Friday, December 29, 2006

Sporting Linda helps Kiwis' rivals

By BETHANY MARETT - The Timaru Herald | Friday, 29 December 2006


It's not everyday you lend your "sports gear" to the opposition, but for Timaru woman Linda Pullar it's all about sportsmanship.

While Pullar will not be competing in the trans-Tasman 120km endurance horse riding event in Nelson next week, two of her horses will – carrying Australian riders.

While many poeple would question the rivalry, Pullar said it was all about sportsmanship and prestige.

Her Kishon Arabian stud has become internationally known for producing endurance horses with two already sold overseas.

The trans-Tasman event was a good way to enhance that reputation she said.

And athough she still hopes to be selected for the New Zealand team one day, in the meantime she has the satisfaction of seeing the horses she has trained taking part in the event.

Pullar has clocked up nearly 2000km on her nine-year-old horse Kishon Fashamatazz, which one of the Australians will ride.

Kishon Abigail, at seven years old, is not quite as experienced, but will be the ride for a second Australian team member .

While preparing two horses would be work enough, Pullar has also qualified a further two horses as "spare wheels".

Unfortunately one of the wheels has already fallen off as one horse has contracted mud fever due to the recent damp conditions and will not compete.

Kishon Brittany Blue, owned by her daughter Veronica will now be the sole travelling reserve.

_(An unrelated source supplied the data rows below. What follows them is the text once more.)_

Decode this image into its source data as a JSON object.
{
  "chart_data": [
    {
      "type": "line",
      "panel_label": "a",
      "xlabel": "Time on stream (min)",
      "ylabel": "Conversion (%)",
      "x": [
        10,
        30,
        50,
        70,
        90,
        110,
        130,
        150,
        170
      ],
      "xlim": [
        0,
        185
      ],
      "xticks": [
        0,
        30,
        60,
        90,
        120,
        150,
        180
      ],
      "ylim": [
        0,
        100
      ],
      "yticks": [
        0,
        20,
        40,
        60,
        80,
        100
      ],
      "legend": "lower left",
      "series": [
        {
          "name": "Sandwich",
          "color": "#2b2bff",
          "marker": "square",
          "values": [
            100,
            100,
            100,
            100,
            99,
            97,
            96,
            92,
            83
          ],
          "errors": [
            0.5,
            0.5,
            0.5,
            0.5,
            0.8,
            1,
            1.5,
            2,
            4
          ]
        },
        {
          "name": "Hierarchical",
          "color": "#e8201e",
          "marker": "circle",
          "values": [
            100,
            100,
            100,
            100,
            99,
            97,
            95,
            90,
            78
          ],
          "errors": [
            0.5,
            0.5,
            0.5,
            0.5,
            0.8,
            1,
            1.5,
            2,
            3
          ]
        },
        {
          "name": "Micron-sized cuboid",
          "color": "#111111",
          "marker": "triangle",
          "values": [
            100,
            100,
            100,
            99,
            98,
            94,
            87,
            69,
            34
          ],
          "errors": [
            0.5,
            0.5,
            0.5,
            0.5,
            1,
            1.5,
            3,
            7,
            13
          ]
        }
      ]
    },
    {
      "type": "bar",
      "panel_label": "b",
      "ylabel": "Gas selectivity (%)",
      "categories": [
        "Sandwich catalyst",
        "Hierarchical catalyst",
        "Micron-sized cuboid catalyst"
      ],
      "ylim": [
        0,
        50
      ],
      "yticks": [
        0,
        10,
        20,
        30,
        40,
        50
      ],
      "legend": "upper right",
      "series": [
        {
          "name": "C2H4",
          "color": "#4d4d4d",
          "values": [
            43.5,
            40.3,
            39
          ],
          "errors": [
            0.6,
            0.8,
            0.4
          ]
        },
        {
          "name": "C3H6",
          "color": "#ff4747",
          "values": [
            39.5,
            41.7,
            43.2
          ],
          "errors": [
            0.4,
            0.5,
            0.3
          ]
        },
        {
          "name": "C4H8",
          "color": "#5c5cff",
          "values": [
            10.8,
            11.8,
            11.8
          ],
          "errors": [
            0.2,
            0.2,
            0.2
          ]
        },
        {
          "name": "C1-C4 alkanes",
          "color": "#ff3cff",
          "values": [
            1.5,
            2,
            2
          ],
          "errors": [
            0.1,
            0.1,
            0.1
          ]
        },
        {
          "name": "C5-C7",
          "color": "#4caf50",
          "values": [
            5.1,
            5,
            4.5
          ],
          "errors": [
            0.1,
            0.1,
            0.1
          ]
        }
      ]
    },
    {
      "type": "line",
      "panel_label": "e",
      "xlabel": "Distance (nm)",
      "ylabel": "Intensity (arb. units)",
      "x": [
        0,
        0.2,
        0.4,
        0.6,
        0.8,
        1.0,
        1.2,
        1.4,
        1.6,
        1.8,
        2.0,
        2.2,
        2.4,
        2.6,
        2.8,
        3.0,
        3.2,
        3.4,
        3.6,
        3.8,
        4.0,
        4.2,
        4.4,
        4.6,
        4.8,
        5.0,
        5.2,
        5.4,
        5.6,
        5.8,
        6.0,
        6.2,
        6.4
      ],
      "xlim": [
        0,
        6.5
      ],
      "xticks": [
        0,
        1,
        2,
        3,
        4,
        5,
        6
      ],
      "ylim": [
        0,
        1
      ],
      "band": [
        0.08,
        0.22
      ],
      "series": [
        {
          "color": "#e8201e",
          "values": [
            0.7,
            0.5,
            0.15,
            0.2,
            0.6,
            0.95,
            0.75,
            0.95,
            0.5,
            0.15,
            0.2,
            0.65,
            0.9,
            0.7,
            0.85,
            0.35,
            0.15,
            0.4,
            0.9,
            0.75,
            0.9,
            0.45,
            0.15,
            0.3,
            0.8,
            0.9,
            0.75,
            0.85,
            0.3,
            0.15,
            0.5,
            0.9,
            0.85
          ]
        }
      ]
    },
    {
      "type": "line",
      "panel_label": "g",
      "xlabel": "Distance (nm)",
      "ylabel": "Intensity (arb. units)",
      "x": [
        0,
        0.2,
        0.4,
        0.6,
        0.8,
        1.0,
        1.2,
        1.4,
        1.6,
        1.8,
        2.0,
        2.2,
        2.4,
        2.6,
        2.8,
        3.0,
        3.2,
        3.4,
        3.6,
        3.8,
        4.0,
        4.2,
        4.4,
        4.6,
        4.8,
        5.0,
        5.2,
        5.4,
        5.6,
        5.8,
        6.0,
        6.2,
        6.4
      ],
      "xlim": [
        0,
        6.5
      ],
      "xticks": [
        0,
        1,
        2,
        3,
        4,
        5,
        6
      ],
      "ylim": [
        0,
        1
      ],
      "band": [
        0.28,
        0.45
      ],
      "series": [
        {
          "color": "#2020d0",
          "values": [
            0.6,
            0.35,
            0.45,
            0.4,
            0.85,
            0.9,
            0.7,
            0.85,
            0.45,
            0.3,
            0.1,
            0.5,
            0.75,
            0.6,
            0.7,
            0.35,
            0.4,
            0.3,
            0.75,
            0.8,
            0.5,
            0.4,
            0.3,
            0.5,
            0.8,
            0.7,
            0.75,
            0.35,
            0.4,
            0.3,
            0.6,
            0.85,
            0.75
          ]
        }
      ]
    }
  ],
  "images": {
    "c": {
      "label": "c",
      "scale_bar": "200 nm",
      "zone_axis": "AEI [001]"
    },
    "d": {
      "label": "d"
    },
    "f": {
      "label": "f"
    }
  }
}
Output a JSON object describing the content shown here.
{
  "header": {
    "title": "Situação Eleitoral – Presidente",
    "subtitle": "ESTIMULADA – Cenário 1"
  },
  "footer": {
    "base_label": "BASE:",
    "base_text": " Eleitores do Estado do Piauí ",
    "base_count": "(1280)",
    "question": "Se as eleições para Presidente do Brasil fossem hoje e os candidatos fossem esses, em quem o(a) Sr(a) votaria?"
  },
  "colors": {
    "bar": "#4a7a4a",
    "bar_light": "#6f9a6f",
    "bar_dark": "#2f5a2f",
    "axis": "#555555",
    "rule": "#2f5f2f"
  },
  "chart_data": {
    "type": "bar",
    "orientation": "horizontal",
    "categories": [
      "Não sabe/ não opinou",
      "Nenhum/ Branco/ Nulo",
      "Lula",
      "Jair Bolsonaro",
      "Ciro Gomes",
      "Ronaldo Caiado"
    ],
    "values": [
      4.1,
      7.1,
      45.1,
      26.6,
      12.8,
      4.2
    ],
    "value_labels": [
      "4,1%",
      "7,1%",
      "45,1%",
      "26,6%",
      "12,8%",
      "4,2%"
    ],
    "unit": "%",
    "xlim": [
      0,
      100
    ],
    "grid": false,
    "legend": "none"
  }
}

The Australian riders will try out the horses the day before the race, then deciding on which to compete.

Pullar said hopping on a new horse was not a problem for experineced riders.

"They know how to drive, and where the gears are, they just have to adjust to the different model."

So is she right? While I haven't ridden for nearly two years and was never a spectacular jockey at the best of times, I took up the offer and saddled up for some endurnace training of my own.

I certainly hope the Australian riders are better than me because after I had spent two minutes on the sprightly Fashamatazz, Pullar suggested I board the somewhat more sedate Brittany.

But after going round the block at an energetic trot I soon understood how a well-trained horse made the rider's job that much easier.

While Brittany might be the "spare wheel" she gave me a great ride home – safely, securely and even left me without a sore bottom.